May first told The Sun that the "relationship with America is our deepest and most important defense and security relationship."
Trump has drawn harsh criticism for taking a dig at Khan in the aftermath of Saturday’s attack, and May's remarks add strength to the argument that he crossed a line with his apparent critique of the mayor Sunday.
"At least 7 dead and 48 wounded in terror attack and Mayor of London says there is "no reason to be alarmed!" Trump tweeted then.
But the mayor's remarks about being alarmed, which focused not on the subject of terror but on an increased police presence in the wake of the attack, were taken out of context.
"Londoners will see an increased police presence today and over the course of the next few days. No reason to be alarmed," Khan said while addressing residents.
Not mentioned by Trump was that Khan also warned that the threat level in London remains severe.
“Severe means an attack across the country is still highly likely, and so we have all got to be vigilant,” Khan said.
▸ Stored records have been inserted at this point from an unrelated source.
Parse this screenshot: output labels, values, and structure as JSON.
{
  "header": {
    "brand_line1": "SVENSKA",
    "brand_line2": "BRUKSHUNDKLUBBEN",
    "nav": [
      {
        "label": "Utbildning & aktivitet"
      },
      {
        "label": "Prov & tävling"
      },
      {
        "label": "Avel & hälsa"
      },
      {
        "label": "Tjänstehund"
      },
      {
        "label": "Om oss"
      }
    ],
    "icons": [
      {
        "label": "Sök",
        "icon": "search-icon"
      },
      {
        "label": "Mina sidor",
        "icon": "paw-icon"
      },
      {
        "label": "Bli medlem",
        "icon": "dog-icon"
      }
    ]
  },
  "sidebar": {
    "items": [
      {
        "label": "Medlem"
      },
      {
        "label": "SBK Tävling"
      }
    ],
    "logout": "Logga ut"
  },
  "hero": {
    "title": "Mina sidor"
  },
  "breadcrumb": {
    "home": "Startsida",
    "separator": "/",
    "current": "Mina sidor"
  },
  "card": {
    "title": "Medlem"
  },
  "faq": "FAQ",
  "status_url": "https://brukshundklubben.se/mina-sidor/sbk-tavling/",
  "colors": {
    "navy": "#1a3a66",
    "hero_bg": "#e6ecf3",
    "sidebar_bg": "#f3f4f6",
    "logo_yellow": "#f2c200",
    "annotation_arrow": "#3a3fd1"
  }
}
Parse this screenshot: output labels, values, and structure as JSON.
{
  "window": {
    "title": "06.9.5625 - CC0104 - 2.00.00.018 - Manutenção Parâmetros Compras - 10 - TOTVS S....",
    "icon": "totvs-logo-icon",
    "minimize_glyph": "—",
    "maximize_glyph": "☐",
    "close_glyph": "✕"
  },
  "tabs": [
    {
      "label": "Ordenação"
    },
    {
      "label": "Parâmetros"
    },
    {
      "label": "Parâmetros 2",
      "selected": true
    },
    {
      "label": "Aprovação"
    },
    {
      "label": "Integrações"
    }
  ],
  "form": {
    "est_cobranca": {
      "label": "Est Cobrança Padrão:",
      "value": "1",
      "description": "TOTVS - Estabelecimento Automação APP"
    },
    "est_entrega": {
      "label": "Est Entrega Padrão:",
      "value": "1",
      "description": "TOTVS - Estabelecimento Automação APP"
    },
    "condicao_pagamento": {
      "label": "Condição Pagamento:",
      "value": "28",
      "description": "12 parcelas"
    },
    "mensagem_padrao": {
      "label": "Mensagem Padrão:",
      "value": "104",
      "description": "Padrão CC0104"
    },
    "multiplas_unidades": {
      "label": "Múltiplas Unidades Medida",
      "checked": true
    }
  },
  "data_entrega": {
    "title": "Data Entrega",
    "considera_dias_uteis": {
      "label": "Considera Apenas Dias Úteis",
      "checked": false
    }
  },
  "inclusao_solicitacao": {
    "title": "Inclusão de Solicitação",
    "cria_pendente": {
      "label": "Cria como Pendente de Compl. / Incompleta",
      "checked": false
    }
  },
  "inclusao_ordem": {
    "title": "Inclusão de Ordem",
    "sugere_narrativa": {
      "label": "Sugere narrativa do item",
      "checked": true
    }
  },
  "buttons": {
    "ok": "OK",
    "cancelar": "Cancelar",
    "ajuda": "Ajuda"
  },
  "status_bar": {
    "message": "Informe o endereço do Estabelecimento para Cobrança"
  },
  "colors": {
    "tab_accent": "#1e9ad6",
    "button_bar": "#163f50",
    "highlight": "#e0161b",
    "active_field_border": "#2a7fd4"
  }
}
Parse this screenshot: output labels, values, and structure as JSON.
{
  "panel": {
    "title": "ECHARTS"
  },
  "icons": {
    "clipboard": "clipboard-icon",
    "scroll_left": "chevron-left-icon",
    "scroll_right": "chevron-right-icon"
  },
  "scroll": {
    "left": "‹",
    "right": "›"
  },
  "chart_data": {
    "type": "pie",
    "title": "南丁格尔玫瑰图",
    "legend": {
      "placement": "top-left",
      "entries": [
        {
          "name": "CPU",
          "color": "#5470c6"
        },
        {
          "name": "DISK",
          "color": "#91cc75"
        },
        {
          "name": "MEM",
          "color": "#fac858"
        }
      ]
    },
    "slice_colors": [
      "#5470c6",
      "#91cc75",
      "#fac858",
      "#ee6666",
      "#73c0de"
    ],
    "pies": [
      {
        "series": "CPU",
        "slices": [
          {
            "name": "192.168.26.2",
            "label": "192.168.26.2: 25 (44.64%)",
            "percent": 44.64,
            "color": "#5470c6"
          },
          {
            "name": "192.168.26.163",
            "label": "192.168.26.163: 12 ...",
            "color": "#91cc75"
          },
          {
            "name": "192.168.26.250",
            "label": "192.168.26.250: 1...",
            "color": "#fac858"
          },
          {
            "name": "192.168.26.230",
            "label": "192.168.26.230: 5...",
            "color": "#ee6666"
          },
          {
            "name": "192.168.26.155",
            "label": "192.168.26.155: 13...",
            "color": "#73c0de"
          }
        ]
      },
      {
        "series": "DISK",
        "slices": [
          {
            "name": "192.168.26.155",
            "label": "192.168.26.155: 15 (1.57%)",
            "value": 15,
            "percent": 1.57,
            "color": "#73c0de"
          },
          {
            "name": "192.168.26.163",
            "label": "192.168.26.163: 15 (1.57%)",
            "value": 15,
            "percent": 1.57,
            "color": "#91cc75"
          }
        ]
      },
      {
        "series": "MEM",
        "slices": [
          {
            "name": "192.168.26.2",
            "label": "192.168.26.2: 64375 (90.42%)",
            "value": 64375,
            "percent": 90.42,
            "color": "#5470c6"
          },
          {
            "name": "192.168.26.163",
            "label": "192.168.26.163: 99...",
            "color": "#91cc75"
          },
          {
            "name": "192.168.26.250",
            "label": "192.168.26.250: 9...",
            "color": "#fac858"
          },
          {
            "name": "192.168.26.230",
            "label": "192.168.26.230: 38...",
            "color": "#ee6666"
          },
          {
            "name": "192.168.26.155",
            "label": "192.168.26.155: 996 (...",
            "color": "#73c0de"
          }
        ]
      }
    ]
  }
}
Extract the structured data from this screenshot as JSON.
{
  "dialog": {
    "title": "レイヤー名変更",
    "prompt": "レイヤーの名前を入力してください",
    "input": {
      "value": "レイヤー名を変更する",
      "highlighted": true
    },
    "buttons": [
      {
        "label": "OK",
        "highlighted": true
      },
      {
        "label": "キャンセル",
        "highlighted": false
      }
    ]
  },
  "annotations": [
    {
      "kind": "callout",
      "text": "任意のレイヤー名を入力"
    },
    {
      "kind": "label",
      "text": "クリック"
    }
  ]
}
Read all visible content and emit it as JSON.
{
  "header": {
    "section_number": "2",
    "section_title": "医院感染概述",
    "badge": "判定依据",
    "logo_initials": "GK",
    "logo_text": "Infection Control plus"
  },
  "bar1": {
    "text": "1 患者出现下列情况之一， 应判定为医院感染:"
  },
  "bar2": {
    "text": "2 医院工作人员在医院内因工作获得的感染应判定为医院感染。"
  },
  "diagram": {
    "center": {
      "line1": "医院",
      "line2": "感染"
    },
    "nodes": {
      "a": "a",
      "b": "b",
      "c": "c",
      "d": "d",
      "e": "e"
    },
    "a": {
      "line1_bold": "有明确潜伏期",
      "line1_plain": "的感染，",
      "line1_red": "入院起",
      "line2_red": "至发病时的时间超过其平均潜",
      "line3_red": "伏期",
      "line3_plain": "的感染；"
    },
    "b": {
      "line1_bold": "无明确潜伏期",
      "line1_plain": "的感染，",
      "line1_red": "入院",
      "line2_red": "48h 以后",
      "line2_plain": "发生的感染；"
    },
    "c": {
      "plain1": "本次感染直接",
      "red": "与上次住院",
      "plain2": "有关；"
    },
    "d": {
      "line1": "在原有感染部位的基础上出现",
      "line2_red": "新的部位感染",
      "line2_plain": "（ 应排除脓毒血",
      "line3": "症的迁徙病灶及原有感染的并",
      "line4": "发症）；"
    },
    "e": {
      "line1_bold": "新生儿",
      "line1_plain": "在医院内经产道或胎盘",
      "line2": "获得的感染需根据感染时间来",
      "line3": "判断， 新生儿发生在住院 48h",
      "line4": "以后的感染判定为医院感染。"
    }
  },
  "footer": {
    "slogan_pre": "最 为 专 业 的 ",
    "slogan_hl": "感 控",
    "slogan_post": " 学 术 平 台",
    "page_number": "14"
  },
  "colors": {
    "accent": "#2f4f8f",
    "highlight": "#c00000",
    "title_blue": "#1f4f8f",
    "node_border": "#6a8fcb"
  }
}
A spokesperson for Khan on Sunday called Trump's remark "ill-informed" and said it took the mayor's words out of context.
The White House has downplayed the clash of words between Trump and Khan.
“You should be alarmed,” Eric Trump told ABC News, referring to terror attacks like the one that took place in London over the weekend. “Because this has become the new norm. And it's not right. And we, as a society, especially as Americans, better do something about it.”